Studies have demonstrated that animals’ intestinal sensory-motor system is changed after induction of experimental colitis and these alterations persist even after relief of inflammation.50 Also, a role has been assumed for low-grade inflammation in both the pathogenesis and generation of symptoms associated with IBS.51 Acetic acid-induced colitis model was selected as it mimics numerous pathophysiological abnormalities that have been defined as characteristics of post-inflammatory IBS such as VH, motility dysfunction and change in permeability or secretion.50

Various studies reported that MO could be useful in the management of various inflammatory disease and pain.17,52 Although the exact mechanism(s) used in these studies are unclear, inhibition of the L-arginine-nitric oxide pathway and activation of cholinergic (eg, nicotinic and muscarinic acetylcholine receptors) systems seems to have an important role in its antinociceptive effect.12

The outcomes of the present study indicate the role of the NO pathway in the protective effects of MO using 2 NOS inhibitors (amino guanidine and L-NAME). Our results revealed that NOS inhibitors significantly block the positive effects of MO on VH, oxidative stress and inflammatory markers, indicating that MO exerts its beneficial effects in IBS through NO-dependent mechanism.

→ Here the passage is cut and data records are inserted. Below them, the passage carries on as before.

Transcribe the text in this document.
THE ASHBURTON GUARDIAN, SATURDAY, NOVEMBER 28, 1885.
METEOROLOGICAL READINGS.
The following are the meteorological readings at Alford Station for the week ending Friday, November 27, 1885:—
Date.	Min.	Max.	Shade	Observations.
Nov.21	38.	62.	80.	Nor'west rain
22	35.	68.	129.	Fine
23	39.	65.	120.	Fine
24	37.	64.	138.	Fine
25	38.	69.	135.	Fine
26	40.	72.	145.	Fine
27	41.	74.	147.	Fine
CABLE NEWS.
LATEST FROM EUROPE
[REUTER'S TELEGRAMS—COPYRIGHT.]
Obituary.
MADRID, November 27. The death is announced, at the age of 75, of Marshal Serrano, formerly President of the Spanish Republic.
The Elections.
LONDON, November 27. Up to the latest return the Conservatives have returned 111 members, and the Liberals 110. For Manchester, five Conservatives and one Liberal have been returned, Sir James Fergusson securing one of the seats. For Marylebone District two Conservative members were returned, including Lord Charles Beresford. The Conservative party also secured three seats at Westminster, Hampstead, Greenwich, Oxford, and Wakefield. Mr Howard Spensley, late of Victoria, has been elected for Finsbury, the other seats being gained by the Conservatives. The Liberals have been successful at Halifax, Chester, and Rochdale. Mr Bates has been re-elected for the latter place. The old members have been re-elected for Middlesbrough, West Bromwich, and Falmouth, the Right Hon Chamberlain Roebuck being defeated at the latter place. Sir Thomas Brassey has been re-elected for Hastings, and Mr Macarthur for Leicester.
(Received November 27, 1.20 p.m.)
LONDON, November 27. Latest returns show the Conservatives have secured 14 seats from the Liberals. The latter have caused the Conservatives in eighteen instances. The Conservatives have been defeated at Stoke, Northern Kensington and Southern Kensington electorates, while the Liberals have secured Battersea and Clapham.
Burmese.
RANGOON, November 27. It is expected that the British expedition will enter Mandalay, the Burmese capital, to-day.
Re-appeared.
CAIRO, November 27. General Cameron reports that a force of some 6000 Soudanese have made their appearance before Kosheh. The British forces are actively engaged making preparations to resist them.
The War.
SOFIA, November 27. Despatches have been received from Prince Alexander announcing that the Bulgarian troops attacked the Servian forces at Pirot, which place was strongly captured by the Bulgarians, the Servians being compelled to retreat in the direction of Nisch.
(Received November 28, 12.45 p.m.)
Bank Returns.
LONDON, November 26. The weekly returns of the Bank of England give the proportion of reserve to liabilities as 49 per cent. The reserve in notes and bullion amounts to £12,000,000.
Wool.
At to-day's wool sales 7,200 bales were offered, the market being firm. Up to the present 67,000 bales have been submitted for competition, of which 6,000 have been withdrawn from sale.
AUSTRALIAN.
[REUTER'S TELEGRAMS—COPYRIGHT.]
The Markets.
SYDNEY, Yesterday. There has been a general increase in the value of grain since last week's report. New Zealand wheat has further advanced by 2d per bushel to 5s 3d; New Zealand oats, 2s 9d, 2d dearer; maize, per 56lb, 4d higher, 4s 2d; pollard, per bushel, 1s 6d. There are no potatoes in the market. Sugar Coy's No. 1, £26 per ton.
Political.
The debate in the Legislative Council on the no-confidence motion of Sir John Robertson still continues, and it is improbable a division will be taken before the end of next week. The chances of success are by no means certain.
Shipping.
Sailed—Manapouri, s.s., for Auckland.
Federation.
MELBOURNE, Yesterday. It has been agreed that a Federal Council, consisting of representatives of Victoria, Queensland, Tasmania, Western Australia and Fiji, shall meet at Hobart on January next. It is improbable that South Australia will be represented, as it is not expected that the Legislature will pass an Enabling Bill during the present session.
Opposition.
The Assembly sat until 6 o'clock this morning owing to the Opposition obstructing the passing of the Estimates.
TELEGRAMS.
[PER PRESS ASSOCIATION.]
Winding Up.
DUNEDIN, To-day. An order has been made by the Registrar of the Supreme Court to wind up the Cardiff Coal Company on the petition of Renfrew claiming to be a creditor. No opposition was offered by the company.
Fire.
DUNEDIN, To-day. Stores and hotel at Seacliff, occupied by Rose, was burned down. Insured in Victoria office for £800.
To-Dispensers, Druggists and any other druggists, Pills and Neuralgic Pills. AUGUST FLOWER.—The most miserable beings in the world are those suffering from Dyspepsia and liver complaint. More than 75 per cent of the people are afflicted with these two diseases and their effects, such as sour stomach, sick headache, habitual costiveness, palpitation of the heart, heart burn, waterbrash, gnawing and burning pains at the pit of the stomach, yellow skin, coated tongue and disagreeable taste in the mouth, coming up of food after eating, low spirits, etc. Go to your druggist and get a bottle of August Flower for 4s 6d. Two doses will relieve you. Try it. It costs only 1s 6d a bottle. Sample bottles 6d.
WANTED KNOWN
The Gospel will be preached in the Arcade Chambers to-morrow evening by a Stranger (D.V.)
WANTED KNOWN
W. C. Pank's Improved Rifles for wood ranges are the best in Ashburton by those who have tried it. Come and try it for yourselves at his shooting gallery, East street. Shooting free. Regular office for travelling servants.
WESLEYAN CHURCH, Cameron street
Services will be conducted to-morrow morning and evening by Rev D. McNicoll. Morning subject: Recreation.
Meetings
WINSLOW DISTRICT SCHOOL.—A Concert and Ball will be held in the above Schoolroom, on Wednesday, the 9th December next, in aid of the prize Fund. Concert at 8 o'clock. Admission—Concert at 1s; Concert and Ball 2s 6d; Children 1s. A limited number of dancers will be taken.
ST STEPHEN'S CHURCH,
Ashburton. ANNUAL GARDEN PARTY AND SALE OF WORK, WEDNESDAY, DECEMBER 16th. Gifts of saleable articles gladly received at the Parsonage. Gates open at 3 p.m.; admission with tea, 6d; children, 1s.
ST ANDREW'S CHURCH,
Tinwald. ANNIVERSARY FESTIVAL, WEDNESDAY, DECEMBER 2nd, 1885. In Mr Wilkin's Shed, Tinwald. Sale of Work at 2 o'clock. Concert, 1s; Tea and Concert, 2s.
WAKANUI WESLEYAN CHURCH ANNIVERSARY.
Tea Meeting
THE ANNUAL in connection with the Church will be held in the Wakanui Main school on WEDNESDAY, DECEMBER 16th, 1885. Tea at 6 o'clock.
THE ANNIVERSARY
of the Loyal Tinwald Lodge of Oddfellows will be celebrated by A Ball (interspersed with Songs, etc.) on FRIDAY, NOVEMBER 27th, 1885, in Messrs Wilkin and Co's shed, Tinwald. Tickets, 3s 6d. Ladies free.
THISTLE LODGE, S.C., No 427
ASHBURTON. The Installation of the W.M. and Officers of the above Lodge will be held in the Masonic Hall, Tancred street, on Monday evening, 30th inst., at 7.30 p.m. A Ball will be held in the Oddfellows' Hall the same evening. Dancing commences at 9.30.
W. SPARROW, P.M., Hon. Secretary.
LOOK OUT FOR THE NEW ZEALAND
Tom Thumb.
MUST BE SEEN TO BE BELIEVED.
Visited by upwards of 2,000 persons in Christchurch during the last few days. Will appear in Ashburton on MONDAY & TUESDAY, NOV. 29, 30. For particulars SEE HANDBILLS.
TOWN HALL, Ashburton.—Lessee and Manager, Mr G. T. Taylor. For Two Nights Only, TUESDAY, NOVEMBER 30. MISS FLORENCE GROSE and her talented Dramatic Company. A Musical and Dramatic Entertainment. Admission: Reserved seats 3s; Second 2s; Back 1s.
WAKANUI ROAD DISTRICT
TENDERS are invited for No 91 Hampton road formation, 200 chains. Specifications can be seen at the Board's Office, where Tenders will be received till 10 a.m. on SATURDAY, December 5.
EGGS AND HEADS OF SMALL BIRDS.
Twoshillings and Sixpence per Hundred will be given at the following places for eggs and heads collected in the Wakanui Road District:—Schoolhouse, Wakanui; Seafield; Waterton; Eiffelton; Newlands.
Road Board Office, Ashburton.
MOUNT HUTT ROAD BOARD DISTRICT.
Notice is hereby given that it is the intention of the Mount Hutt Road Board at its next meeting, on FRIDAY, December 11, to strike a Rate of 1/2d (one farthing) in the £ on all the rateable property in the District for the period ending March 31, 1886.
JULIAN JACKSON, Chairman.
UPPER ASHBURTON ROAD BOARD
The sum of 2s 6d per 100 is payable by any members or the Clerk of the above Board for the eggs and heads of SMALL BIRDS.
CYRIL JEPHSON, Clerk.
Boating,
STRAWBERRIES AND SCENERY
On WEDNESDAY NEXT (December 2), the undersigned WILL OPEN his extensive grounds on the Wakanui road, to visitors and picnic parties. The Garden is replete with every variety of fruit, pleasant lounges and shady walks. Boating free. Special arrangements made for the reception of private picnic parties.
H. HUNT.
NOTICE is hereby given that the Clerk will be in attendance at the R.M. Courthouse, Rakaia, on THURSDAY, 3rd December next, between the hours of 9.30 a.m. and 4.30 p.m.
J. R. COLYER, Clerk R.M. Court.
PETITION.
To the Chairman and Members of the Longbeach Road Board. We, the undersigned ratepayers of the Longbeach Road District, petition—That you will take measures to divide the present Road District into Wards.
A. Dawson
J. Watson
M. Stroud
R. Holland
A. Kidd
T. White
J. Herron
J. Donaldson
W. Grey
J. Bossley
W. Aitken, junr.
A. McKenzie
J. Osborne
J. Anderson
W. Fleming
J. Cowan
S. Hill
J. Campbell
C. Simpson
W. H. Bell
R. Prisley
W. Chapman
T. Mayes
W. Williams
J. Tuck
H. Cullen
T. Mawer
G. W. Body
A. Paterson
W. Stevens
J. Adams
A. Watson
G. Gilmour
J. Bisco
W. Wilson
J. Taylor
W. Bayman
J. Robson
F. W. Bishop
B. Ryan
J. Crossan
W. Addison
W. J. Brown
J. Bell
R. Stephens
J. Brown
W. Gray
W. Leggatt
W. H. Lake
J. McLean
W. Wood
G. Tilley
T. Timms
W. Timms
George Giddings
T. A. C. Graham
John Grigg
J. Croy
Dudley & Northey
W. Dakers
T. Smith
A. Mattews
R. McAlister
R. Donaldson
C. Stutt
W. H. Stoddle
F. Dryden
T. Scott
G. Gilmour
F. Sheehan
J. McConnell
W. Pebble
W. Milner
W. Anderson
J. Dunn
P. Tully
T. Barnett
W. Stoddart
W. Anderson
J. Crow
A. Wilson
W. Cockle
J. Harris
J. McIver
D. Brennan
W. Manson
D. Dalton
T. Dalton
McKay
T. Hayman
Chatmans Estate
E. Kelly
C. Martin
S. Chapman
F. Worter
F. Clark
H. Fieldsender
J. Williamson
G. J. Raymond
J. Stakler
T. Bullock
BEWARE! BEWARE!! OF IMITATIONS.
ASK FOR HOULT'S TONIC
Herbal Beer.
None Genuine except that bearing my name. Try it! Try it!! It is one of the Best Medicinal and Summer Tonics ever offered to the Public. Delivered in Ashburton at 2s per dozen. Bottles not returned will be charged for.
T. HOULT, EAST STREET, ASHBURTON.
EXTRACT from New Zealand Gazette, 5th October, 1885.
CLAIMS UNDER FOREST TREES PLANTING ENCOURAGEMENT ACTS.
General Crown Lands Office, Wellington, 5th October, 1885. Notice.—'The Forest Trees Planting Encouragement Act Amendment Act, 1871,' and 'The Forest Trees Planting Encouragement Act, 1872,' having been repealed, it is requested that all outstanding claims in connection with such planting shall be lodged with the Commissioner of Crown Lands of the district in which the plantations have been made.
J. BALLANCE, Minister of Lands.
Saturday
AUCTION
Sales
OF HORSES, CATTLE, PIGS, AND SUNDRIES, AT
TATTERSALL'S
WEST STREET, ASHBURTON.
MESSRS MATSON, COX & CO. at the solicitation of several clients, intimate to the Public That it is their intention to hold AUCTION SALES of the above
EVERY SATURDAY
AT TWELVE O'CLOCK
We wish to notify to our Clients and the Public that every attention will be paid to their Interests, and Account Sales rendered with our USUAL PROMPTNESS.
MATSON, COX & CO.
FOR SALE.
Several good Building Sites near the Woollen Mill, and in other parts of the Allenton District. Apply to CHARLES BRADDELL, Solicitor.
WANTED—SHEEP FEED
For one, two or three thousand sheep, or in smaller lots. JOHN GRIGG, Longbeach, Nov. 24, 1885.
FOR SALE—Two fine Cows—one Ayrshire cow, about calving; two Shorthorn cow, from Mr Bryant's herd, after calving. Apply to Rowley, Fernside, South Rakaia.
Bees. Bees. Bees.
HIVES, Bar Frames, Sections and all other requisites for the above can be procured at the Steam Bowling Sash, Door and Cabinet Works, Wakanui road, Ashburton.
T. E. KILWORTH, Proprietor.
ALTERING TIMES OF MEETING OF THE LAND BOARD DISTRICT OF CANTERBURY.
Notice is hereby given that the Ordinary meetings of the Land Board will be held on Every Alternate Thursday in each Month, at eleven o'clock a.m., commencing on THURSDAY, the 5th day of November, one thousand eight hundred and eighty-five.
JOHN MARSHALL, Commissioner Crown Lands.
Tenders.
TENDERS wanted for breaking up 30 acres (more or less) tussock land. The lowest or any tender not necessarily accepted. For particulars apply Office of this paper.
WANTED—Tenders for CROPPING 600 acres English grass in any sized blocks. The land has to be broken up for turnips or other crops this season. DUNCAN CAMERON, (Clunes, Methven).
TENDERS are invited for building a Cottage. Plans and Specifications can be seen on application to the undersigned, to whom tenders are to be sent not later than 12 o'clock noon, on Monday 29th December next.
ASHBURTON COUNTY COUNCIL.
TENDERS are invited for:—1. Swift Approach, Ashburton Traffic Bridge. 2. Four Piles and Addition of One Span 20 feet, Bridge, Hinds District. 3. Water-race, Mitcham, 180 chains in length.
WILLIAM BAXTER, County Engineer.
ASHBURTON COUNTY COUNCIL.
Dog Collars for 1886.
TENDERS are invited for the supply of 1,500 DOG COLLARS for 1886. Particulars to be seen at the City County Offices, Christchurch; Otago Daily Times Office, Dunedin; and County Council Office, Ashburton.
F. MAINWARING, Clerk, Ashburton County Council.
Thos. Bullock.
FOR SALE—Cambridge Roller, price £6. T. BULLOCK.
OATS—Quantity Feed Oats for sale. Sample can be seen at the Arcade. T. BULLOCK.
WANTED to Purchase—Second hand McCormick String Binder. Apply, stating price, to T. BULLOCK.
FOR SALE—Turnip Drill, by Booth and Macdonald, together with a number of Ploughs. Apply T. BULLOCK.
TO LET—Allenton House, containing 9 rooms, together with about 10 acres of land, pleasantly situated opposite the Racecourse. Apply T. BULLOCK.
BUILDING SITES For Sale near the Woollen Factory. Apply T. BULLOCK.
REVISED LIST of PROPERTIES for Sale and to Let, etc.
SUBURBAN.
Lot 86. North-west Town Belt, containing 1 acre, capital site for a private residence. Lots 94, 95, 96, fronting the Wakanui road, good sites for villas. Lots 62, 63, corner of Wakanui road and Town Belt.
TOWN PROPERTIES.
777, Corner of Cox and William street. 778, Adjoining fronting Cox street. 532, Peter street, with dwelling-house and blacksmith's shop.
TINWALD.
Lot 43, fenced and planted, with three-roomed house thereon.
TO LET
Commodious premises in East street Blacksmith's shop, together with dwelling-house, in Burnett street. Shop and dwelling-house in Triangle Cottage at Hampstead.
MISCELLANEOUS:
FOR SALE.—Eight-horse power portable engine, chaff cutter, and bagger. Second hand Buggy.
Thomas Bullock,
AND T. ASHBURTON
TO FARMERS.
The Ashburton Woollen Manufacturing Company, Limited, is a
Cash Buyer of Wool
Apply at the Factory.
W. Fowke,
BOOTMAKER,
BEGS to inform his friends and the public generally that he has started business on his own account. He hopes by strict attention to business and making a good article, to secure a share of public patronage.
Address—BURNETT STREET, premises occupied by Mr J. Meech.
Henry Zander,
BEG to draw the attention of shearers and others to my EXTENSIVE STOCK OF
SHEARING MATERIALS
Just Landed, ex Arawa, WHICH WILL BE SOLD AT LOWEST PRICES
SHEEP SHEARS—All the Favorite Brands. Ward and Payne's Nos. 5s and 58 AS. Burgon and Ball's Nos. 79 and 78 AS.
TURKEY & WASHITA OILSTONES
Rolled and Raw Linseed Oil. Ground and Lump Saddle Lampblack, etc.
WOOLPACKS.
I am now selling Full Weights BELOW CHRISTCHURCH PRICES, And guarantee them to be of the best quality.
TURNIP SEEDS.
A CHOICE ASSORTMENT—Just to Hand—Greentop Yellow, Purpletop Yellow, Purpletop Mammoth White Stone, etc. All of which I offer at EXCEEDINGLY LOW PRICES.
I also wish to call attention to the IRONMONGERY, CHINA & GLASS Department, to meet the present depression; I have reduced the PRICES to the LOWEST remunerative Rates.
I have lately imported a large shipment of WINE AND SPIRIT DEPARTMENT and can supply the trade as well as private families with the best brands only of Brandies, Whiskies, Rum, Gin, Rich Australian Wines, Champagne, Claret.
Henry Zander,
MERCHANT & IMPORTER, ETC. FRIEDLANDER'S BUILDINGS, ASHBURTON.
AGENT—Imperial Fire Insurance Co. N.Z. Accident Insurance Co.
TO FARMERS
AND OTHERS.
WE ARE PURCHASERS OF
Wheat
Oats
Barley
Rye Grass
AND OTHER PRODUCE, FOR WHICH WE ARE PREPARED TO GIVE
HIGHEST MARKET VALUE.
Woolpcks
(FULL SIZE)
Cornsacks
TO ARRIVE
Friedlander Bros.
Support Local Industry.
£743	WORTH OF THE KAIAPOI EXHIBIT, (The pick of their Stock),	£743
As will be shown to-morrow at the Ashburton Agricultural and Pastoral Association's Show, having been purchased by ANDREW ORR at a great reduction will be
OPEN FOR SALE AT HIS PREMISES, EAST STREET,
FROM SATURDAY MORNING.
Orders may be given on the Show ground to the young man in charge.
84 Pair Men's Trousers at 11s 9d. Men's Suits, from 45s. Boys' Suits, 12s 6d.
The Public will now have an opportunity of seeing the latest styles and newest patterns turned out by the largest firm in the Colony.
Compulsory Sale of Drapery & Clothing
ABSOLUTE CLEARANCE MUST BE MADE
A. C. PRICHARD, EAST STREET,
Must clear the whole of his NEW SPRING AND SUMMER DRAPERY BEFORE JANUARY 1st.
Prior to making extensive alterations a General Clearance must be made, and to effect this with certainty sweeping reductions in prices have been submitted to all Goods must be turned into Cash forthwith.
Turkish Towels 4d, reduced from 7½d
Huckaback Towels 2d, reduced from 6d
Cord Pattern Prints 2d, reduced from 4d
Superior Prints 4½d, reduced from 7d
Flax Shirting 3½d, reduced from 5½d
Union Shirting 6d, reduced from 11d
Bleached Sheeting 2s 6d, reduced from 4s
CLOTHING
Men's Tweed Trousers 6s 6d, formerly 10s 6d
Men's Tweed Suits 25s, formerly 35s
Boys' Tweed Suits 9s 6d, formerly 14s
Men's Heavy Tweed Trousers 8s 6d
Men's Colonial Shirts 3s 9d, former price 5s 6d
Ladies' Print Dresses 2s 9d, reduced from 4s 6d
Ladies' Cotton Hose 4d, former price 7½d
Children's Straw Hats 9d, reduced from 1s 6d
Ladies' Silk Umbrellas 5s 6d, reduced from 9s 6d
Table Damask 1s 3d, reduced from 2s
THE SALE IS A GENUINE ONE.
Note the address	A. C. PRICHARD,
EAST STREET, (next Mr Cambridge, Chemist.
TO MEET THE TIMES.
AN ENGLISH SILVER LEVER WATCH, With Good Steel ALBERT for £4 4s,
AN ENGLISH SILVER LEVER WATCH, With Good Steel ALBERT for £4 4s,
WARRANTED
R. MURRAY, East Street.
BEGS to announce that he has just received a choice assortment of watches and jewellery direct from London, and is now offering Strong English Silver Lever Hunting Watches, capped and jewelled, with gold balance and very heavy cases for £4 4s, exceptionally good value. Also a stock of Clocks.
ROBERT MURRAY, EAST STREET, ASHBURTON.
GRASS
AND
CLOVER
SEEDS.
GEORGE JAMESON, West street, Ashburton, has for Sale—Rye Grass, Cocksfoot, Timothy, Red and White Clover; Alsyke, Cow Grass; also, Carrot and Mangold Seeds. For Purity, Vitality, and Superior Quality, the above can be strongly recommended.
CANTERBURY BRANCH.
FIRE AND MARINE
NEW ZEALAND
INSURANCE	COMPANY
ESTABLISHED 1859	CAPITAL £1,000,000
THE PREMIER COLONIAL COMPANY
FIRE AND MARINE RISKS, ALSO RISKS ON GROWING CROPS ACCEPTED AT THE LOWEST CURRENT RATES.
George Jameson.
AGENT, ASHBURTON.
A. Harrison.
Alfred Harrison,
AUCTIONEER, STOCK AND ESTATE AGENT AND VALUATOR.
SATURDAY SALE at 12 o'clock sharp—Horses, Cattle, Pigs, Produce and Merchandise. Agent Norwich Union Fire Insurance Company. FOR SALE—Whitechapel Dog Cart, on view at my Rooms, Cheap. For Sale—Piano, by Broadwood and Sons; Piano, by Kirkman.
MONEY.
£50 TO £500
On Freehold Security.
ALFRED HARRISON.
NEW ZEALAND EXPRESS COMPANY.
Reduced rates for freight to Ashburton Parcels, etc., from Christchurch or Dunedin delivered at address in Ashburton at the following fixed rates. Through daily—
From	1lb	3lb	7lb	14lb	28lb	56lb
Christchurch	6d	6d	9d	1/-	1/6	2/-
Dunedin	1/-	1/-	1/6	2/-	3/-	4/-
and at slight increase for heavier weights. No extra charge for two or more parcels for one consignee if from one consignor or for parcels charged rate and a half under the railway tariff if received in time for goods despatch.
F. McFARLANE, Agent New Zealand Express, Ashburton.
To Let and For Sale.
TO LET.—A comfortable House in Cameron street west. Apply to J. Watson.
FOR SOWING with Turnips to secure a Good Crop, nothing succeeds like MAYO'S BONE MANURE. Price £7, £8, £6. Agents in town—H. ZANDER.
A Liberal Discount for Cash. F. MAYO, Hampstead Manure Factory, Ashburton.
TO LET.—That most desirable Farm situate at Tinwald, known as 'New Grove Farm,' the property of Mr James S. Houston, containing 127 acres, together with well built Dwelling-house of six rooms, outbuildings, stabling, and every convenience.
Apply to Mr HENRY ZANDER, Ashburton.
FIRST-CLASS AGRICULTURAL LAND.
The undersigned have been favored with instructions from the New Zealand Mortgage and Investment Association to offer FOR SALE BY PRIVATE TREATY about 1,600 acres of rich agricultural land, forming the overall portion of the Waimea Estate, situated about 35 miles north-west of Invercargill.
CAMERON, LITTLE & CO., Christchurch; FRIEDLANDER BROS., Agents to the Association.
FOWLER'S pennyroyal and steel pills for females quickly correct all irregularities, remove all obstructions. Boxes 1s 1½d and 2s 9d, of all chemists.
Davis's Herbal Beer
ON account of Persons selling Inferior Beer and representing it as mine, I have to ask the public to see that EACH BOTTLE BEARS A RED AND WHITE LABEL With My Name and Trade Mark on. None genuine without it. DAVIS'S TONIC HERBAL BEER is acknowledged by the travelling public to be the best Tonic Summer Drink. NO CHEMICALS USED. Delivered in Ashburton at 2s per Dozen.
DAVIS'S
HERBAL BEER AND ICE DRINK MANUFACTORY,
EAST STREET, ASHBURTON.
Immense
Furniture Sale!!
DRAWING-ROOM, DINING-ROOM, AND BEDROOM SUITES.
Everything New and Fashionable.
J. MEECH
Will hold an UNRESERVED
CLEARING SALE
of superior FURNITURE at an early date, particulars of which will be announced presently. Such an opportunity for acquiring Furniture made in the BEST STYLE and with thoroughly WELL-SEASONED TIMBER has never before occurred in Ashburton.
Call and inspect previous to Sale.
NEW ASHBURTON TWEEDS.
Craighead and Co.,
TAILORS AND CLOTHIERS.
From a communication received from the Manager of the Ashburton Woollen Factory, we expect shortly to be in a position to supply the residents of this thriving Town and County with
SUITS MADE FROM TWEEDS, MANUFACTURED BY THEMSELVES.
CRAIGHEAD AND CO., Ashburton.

NO has a pivotal role in modulation of nociception and maintaining VH in animal and human studies.53 Dai et al26 indicated that administration of the NOS inhibitor, AG, lowers the protective effect of VSL#3 as a probiotic on VH. In another similar study, a NOS inhibitor, L-NAME, inhibited the beneficial effects of pioglitazone on VH and defecation of rats.32 NO also plays a key role in regulating gastrointestinal motility, which is essential for stool formation.26,53 Some studies have suggested that the nitrergic pathway is associated with mucosal inflammation. NO donating agents stimulate electrolyte secretion in the bowel tissue, which is partly mediated by expression of prostaglandin E2. Exogenous NO can diminish expression of inflammatory cytokines as well as neutrophil adherence and infiltration.6,7,32

The use of only male rats and the failure to measure various cytokines involved in the pathogenesis of IBS were to limitations of this study. So, it is suggested to design other experimental studies involved both male and female rats and investigate the effects of MO on other cytokines including IL-1β, IL-6, IL-8, and IL-12 and other inflammatory pathways rather than nitrergic one.

In conclusion, the present study has demonstrated that MO effectively reduced VH to colorectal distension, diminished pain thresholds, reduced defecation frequency, and altered stool consistency toward hard pellets. MO effectively reduced the level of inflammatory parameters and lipid peroxidation along with enhanced mucosal antioxidant capability to confront the oxidative stress. Investigating the role of NO in the protective effects of MO using NOS inhibitors showed that NOS inhibitors noticeably reduced the effect of MO on clinical signs of IBS, inflammatory cytokines, and also antioxidant capability which indicates the remarkable role of the nitrergic pathway in therapeutic function of MO. Results obtained from the current study suggest that MO extract may be helpful in treating IBS in humans. Clinical trials are required to confirm this efficacy.